Gianluigi Nuzzi
da Milano
Chi lo conosce bene dice che Adamo Bove, il responsabile della security governance di Telecom Italia che venerdì si è buttato da un ponte sulla tangenziale del Vomero a Napoli, vivesse braccato da un'ossessione. Quella di finire indagato da qualche procura che tra Milano e Roma sta scandagliando gli accessi illegali alle banche dati dei tabulati Tim e delle intercettazioni. E quando con l'arresto di Marco Mancini, capo della prima divisione del Sismi, i carabinieri hanno bussato alla Telecom per perquisire uffici di insospettabili e interrogare testi in Tribunale per nove ore, beh quell'ossessione l'ha schiacciato. Convinto di essere ormai abbandonato dai manager del gruppo telefonico. Da qui la scelta estrema.
È questa la ricostruzione che sta trovando più credito se non già tra gli inquirenti, almeno tra i colleghi di lavoro sul motivo che ha portato Bove a buttarsi tra le auto in transito sulla tangenziale partenopea. Ma i segreti di quest'uomo, che gestiva quella massa enorme di dati racchiusi negli archivi informatici del gestore mobile, è racchiuso tra le carte di due inchieste. A Roma quella del sostituto procuratore Pietro Saviotti che dopo aver saputo del gesto di Bove ha mandato subito la polizia postale a perquisire gli uffici del manager sia a Roma che a Milano. Cosa abbiano trovato ancora non si sa. Ma gli inquirenti se ne sono andati via con agende, floppy e memorie informatiche. Carte che serviranno nell'indagine su alcune presunte violazione delle banche dati compiute per conto di 007 privati. L'altra inchiesta, analoga a quella di Saviotti ma di portata ben più ampia e che ha portato all'inizio dell'anno una verifica interna sul suo ufficio, è quella del Pm Stefano Civardi su Telecom, la violazione delle banche dati e i rapporti tra l'ex capo sicurezza Giuliano Tavaroli e una serie di interlocutori.
In entrambe le indagini, però, Bove non risulta indagato. Anche se le verifiche interne, contrariamente a quanto riportato ieri da alcuni quotidiani, non erano state disposte dal suo ufficio sulla fuga di notizie sui tabulati ma sembra, su eventuali impiegati o funzionari infedeli che Bove stesso avrebbe avuto alle sue dipendenze. C'è poi l'attività professionale di Bove. Presente e soprattutto passata. Dalla sua scrivania infatti transitava una mole così consistente di dati di interesse per le autorità giudiziaria, ovvero i tabulati e relative intercettazioni, che appare troppo dispersiva un'iniziale analisi su questo fronte senza aver prima un qualche indizio.

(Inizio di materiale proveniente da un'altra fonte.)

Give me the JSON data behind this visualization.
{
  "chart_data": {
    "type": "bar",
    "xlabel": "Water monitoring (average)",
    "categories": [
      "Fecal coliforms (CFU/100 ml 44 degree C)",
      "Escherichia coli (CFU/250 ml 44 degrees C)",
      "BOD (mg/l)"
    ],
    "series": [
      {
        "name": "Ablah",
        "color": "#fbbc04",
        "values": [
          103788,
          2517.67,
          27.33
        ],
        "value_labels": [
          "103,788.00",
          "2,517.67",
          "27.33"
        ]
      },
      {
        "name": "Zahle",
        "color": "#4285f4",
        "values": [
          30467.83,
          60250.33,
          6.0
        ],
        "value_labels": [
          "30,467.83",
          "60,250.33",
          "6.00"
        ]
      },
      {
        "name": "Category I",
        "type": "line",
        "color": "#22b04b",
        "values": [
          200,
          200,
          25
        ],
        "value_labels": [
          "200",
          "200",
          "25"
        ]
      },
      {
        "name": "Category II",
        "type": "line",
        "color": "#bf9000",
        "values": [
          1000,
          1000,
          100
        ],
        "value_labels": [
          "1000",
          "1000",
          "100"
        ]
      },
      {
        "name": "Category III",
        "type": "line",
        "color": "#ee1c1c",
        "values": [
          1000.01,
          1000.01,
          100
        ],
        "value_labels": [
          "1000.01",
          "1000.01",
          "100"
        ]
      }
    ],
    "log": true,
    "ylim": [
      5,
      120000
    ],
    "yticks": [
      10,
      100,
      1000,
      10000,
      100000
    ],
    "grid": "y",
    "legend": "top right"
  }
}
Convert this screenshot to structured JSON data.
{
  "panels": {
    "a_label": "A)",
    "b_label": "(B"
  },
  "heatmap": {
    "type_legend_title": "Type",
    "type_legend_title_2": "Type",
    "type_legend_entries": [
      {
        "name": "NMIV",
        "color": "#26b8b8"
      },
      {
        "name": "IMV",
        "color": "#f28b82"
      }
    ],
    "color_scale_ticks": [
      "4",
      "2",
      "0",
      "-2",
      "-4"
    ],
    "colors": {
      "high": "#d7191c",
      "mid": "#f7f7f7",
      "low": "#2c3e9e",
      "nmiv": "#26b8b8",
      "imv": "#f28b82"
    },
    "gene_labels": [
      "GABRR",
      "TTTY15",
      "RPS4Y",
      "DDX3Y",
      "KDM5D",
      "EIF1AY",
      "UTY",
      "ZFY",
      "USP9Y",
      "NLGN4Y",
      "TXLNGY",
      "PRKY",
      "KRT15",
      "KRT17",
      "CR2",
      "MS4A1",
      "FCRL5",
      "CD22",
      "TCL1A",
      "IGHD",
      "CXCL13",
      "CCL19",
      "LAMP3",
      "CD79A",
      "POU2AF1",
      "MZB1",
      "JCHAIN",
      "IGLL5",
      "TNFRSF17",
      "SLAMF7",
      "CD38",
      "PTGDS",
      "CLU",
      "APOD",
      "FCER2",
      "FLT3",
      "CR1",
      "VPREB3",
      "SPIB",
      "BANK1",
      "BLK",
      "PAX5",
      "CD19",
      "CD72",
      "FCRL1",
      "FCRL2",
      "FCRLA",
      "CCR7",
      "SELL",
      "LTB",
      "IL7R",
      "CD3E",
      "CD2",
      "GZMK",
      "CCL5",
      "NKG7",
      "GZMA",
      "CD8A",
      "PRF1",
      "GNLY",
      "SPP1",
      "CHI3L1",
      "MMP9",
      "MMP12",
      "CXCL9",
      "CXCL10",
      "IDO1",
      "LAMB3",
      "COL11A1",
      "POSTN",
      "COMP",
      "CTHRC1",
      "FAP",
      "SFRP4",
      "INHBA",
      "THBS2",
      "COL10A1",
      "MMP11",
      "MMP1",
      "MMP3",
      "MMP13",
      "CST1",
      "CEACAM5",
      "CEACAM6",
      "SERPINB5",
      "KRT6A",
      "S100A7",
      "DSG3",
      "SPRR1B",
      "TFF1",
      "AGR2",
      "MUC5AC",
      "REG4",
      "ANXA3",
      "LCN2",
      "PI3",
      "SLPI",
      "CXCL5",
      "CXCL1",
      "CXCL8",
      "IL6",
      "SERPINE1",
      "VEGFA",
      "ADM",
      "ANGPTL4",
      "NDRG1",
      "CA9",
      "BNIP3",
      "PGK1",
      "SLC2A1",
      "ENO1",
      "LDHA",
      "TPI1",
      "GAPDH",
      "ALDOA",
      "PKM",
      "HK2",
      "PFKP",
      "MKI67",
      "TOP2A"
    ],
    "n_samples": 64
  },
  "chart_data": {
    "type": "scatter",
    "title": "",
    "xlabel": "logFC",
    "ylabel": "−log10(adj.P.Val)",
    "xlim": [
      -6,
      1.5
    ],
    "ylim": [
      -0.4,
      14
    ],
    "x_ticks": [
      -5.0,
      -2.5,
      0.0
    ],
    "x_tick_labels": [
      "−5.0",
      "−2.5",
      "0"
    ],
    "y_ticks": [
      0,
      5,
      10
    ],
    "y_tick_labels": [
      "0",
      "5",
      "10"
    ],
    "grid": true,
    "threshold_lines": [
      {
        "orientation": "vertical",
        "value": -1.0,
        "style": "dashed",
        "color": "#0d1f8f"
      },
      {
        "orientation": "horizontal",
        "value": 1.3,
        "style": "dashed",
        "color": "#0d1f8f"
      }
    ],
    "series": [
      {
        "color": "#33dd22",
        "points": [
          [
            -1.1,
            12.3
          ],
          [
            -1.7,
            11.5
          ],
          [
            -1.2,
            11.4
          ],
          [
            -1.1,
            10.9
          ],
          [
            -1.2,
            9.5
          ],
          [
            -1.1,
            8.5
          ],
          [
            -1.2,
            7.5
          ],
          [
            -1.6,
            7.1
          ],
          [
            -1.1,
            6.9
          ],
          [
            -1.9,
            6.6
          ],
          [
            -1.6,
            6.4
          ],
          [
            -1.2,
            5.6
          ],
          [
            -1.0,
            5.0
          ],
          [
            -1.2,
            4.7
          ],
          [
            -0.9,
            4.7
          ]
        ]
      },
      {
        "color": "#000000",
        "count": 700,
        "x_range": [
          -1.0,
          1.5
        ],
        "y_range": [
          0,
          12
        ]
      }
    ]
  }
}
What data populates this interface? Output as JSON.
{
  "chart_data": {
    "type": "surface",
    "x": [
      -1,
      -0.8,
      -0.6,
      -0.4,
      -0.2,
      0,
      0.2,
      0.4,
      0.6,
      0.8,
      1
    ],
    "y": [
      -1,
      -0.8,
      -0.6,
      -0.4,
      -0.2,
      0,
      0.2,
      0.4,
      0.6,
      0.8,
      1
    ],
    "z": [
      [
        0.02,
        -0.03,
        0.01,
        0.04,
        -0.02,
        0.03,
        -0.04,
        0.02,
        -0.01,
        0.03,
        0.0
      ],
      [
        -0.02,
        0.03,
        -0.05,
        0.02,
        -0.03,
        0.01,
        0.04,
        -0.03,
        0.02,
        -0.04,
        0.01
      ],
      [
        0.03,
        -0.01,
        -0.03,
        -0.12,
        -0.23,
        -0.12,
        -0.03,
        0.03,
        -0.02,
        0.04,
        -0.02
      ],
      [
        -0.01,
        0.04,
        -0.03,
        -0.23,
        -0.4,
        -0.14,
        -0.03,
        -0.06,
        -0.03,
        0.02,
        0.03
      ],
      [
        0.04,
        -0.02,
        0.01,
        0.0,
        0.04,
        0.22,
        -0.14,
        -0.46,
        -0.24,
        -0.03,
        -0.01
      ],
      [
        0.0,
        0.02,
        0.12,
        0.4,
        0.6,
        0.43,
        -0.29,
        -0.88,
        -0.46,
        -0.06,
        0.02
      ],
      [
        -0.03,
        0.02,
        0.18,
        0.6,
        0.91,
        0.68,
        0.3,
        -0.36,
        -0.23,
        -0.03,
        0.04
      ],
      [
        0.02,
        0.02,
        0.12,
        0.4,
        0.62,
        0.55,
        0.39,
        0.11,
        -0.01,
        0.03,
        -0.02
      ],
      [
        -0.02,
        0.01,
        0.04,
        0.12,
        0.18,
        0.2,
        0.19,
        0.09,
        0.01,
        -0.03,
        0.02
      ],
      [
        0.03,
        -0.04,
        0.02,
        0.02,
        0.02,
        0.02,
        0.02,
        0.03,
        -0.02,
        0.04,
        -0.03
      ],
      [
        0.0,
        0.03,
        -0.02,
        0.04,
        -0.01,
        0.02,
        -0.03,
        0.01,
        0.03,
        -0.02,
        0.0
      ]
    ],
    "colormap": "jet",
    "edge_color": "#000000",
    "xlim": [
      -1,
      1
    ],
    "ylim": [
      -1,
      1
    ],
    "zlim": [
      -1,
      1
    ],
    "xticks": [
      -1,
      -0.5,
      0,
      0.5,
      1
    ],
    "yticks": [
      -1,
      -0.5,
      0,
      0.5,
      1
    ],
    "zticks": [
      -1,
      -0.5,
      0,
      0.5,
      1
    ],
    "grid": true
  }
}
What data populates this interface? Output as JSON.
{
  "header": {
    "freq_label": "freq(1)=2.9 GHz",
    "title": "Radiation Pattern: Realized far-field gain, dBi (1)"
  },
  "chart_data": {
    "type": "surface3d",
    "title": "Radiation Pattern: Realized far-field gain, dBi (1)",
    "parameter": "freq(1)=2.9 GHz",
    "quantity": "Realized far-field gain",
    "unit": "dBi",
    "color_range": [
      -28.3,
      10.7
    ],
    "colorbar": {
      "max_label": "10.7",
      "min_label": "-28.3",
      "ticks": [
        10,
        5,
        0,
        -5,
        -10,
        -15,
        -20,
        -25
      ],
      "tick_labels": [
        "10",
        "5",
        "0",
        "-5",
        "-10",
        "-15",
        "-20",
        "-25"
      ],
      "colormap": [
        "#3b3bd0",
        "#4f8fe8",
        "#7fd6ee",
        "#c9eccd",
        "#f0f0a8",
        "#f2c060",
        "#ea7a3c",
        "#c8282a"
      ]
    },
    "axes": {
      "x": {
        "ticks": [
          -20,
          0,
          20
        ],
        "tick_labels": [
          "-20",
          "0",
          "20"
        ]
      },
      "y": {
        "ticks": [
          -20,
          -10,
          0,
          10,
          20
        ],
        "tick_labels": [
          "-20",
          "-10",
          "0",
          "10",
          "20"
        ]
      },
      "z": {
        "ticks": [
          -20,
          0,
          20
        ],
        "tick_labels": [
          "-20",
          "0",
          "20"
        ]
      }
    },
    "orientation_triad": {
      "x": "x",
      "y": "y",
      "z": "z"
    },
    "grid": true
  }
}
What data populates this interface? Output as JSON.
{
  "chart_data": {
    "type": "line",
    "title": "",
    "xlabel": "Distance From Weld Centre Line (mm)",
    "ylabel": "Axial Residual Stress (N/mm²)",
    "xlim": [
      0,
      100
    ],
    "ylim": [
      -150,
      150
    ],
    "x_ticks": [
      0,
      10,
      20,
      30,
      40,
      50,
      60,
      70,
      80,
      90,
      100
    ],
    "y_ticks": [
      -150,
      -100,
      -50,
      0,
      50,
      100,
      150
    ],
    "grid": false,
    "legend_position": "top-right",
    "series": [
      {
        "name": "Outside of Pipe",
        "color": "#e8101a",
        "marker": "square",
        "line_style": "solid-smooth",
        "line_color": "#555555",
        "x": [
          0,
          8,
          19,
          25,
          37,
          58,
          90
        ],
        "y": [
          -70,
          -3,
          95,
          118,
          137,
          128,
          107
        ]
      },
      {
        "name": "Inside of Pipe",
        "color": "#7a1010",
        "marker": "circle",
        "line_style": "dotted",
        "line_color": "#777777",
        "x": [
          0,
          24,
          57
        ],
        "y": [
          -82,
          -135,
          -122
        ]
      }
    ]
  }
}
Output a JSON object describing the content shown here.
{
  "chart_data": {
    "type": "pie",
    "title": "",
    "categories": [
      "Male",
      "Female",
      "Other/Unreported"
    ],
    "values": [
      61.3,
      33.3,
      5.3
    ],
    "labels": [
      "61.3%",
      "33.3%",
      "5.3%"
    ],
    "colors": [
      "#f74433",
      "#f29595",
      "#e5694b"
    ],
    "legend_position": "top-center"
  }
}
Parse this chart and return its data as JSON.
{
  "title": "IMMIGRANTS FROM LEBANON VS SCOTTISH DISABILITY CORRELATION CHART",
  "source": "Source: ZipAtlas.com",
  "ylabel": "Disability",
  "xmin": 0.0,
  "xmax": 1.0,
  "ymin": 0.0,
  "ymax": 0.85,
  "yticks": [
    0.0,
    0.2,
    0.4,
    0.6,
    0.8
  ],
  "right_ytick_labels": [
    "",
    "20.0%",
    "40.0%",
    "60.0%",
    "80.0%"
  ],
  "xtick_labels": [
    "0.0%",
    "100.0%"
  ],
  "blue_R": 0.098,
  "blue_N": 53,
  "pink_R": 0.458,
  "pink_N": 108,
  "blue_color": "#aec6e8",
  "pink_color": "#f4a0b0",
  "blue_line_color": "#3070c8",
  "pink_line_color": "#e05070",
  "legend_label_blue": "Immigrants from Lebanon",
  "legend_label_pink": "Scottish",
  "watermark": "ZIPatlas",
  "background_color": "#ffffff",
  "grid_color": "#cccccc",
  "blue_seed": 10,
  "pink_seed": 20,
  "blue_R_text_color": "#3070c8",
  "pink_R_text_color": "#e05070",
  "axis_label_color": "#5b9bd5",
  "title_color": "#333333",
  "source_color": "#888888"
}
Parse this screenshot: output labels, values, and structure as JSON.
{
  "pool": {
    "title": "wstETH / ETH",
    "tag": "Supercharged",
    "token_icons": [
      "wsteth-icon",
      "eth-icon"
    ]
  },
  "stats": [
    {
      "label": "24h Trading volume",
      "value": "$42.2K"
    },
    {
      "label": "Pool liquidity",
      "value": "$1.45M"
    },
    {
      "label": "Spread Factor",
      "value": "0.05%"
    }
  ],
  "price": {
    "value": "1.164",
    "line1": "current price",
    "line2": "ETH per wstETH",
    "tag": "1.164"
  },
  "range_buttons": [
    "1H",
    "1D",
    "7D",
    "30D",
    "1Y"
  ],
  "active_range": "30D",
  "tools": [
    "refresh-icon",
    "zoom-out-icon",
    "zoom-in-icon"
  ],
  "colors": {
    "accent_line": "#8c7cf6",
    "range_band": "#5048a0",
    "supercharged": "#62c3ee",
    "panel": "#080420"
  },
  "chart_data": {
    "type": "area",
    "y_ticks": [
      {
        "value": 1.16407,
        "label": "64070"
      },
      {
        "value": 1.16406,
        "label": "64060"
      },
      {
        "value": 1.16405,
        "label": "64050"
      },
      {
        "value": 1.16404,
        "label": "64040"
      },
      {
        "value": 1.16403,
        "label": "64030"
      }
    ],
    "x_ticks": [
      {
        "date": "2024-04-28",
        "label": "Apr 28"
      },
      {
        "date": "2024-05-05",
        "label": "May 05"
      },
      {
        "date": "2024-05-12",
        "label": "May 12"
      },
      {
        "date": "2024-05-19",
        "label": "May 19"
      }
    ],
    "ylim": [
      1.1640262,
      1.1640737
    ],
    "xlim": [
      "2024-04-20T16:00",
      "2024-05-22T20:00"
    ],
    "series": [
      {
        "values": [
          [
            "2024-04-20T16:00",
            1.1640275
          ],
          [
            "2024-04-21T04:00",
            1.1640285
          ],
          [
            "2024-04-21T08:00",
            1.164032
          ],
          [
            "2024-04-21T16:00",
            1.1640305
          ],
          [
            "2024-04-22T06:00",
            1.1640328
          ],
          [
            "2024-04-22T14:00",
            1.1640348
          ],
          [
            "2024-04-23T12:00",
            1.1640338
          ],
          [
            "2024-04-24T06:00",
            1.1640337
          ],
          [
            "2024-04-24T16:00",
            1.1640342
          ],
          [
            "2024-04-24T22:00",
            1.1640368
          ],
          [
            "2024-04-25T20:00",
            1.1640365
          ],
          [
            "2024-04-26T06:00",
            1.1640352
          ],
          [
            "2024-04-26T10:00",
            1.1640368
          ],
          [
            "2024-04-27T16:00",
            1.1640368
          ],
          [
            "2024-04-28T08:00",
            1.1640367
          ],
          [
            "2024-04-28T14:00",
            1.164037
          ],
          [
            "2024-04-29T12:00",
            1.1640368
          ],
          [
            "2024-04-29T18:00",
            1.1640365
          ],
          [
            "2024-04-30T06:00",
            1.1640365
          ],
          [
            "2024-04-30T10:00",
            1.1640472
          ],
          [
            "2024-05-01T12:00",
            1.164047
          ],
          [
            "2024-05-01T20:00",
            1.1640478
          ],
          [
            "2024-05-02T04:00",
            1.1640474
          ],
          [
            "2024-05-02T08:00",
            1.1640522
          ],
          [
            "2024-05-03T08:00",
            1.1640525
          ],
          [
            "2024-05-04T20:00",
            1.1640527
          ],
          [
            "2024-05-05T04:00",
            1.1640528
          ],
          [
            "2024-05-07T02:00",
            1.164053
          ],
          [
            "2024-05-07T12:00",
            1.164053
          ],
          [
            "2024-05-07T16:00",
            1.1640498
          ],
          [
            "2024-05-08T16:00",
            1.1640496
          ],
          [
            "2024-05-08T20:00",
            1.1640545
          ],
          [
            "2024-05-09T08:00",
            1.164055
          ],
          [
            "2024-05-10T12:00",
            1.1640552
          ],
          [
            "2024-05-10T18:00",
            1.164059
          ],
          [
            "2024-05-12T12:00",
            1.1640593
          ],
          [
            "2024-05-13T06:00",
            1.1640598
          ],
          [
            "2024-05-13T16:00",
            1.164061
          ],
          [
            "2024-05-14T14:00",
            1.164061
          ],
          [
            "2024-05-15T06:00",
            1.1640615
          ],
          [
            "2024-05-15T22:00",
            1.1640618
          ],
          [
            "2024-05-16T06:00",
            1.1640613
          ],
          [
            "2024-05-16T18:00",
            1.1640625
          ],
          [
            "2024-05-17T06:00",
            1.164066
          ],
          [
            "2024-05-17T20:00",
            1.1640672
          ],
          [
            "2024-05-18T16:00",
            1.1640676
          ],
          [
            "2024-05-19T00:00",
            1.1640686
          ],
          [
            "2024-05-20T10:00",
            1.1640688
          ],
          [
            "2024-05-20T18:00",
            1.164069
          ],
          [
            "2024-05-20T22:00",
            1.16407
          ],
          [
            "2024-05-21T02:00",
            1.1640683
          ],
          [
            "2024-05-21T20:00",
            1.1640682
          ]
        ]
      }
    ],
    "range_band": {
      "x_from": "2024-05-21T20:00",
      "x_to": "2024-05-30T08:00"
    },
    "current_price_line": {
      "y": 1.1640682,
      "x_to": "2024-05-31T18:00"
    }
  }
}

Le indagini su questo misterioso suicidio sono infatti coordinate dal Pm Giancarlo Novelli della procura di Napoli che ha già disposto l'autopsia del corpo del manager e ha fatto raccogliere dagli agenti della squadra mobile partenopea le deposizioni di diversi automobilisti che sono stati testi oculari della tragedia. Bove ha lasciato l'auto parcheggiata con le frecce lampeggianti e si è gettato nel vuoto. Fine. Gli investigatori ritengono secondaria la depressione che avrebbe afflitto Bove da qualche tempo. Novelli intende interrogare già da domani come testimoni sia il fratello Guglielmo, avvocato interno di Telecom, sia un gruppo di colleghi.
Il Pm sembra quindi interessato a ricostruire la carriera del manager da quando lasciò la Digos per arrivare in Telecom, ai suoi rapporti con politici di primissimo piano, a un vice capo della polizia che avrebbe sostenuto la professionalità di Bove ai piani alti del colosso telefonico. Sino infine al rapporto con ex colleghi come Tavaroli, indagato dalla procura di Milano per le intercettazioni illegali.